My non-linear family tree. (Click to enlarge.)
- Actually, she's my half-sister. I also have two step-siblings, two step-nieces, a non-biological grandmother equivalent, and whatever my half-sister's half-brother counts as. (My quarter-brother?)
- There is no such thing as a normal family.
- I have been blogging for 6 years, 237 days.
- If you're looking for archives from more than 2 years, 237 days ago, though, you won't find them here. I completely rebooted my blog in 2005.
- I do still have those entries. But I have no desire at all to share them.
- Everything on this site, with the exception of MediaWiki, is managed through my perpetually-beta DIY blogware, which I call "BlogHead".

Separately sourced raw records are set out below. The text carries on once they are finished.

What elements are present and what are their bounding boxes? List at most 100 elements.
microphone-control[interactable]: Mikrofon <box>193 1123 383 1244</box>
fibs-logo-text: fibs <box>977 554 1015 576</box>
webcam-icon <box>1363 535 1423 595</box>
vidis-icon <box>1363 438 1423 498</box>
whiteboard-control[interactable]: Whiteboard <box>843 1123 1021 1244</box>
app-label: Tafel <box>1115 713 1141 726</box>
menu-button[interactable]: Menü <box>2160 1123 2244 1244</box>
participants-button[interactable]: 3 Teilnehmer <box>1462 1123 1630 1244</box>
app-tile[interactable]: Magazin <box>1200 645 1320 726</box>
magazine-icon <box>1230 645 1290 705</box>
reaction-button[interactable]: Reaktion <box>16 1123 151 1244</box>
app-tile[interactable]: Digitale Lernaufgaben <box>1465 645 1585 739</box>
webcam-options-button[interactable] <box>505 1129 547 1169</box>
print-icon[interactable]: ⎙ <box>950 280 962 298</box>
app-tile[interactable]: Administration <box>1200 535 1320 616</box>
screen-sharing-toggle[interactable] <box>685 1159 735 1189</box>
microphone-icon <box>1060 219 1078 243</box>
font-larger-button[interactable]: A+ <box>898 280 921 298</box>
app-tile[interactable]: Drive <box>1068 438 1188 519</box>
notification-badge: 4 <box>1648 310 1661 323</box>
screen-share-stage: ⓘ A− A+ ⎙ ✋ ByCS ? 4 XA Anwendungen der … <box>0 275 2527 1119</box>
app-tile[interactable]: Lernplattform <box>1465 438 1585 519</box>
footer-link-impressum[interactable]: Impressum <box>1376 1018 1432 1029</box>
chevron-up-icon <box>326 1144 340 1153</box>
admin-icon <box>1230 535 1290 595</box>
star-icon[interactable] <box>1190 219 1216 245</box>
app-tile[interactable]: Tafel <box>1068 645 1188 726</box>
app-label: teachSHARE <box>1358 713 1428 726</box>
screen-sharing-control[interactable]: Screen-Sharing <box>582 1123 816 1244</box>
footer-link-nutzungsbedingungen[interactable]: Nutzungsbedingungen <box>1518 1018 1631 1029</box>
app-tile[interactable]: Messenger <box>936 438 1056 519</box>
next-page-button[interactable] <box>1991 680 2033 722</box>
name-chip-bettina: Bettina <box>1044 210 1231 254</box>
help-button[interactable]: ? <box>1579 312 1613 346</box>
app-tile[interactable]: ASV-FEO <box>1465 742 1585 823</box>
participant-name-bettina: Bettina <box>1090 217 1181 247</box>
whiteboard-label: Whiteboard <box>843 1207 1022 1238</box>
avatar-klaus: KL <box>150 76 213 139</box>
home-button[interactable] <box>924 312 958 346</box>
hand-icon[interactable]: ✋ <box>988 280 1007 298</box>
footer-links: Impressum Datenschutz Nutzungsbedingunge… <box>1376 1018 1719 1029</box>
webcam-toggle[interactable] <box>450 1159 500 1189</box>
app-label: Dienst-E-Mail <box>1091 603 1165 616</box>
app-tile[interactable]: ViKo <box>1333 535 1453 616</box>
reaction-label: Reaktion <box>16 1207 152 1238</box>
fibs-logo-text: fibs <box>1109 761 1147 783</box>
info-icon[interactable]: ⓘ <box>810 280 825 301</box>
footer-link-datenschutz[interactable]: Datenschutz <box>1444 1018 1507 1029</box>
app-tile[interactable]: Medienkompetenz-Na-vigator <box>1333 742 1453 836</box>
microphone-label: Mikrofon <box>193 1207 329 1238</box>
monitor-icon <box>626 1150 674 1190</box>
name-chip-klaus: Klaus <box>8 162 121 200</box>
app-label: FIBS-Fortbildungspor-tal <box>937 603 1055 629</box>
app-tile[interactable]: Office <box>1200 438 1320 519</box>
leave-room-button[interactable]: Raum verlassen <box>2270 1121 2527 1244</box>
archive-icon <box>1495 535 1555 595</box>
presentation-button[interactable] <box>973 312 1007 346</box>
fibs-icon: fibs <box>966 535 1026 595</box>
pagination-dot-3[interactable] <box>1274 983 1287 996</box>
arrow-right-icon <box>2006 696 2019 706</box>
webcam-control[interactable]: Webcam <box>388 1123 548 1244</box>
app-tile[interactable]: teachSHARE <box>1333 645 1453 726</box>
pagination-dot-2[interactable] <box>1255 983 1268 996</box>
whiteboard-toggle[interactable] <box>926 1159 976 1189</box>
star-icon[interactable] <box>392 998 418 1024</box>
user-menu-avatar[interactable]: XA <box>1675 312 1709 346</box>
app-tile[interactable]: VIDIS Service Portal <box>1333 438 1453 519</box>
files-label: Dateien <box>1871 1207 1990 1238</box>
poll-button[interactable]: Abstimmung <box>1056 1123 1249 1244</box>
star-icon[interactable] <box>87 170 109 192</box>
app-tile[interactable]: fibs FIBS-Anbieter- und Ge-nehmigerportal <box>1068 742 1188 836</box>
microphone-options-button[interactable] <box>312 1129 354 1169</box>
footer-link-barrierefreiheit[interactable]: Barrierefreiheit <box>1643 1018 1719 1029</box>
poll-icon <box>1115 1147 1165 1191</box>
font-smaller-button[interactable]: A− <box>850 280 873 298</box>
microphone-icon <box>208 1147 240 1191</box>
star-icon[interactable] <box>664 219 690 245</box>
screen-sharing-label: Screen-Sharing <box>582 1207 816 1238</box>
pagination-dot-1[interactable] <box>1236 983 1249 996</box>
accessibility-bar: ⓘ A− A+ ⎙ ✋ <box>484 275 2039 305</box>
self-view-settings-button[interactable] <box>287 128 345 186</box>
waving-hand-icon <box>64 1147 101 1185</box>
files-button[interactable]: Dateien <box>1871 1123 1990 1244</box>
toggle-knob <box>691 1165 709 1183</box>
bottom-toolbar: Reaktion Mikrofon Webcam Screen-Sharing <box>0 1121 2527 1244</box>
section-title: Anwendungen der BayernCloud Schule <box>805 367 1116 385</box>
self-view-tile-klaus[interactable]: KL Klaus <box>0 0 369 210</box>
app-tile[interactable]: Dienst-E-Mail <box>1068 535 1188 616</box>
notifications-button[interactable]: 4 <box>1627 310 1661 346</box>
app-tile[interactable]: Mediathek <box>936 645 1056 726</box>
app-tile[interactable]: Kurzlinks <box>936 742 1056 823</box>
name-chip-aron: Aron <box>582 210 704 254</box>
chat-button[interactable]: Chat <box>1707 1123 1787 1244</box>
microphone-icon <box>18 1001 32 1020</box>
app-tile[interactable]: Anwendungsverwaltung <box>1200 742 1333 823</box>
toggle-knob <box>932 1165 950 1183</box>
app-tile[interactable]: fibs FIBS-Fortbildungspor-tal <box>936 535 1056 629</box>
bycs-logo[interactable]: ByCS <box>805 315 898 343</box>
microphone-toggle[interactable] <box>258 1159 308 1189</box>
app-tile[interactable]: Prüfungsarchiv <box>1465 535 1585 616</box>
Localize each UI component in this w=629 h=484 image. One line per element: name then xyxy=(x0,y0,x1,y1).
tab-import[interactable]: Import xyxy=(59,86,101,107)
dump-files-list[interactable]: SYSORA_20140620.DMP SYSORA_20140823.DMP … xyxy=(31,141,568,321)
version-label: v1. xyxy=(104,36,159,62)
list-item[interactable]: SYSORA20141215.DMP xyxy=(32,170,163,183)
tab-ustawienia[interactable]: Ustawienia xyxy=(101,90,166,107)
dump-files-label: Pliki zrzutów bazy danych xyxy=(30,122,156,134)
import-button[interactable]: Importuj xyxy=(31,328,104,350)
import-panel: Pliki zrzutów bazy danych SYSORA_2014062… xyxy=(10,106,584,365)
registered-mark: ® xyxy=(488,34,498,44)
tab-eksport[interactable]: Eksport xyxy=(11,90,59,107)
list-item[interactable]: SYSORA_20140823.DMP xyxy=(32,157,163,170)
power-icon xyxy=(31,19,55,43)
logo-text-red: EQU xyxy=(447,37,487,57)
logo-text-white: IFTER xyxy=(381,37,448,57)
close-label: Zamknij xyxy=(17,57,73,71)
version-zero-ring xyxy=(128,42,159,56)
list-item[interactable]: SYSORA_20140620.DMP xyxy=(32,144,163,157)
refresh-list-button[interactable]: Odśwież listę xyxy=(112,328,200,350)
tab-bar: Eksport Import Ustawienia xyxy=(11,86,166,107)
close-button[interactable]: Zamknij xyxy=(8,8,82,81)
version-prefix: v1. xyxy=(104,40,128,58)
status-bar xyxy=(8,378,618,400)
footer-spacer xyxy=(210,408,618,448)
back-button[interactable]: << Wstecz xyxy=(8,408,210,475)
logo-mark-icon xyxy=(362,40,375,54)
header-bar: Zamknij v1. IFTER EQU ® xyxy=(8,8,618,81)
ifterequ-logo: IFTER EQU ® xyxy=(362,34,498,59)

- BlogHead is essentially an overgrown comment script, but I have to say, it works remarkably well for what it is.
- I was once attacked by feral dogs in İstanbul.
- Now I'm immune to rabies! It's like a superpower!
- If I could have any superpower I could think of, apart from the rabies thing... I would probably get greedy.
- I write, but feel awkward about calling myself a writer.
- I was hoping to finish my first novel, Fear Sweeney, by 1st November 2007, which would have been its fifth birthday. Ah well.
- I wrote the first draft during NaNoWriMo 2002.
- I shopped around an almost-final draft in 2006, but I came to realize it wasn't quite ready.
- Form rejections make great bookmarks.
- There is a cat on my lap right now.
- Her name is Александра Кочковна Паша.
- Actually, her name is Sasha. But I like calling her Александра Кочковна to confuse her.
- Sasha is an indoor cat who somehow got locked out of the house and spent seven weeks this summer fending for herself.
- A week or two after she turned up in the back yard again, we managed to lure her back into the house.
- Immediately on getting home, she reverted to her indoor cat personality. Cats are weird!
- I realize I just wasted six of my facts on my cat, but come on, this is the Internet. What else is it for, if not for talking about cats?
- I used to be a dog person.
- I was already more or less converted when the whole "wild Turkish dogs" thing happened. That kind of put the kibosh on the dog person thing.
- Don't get me wrong, I still like dogs. In moderation.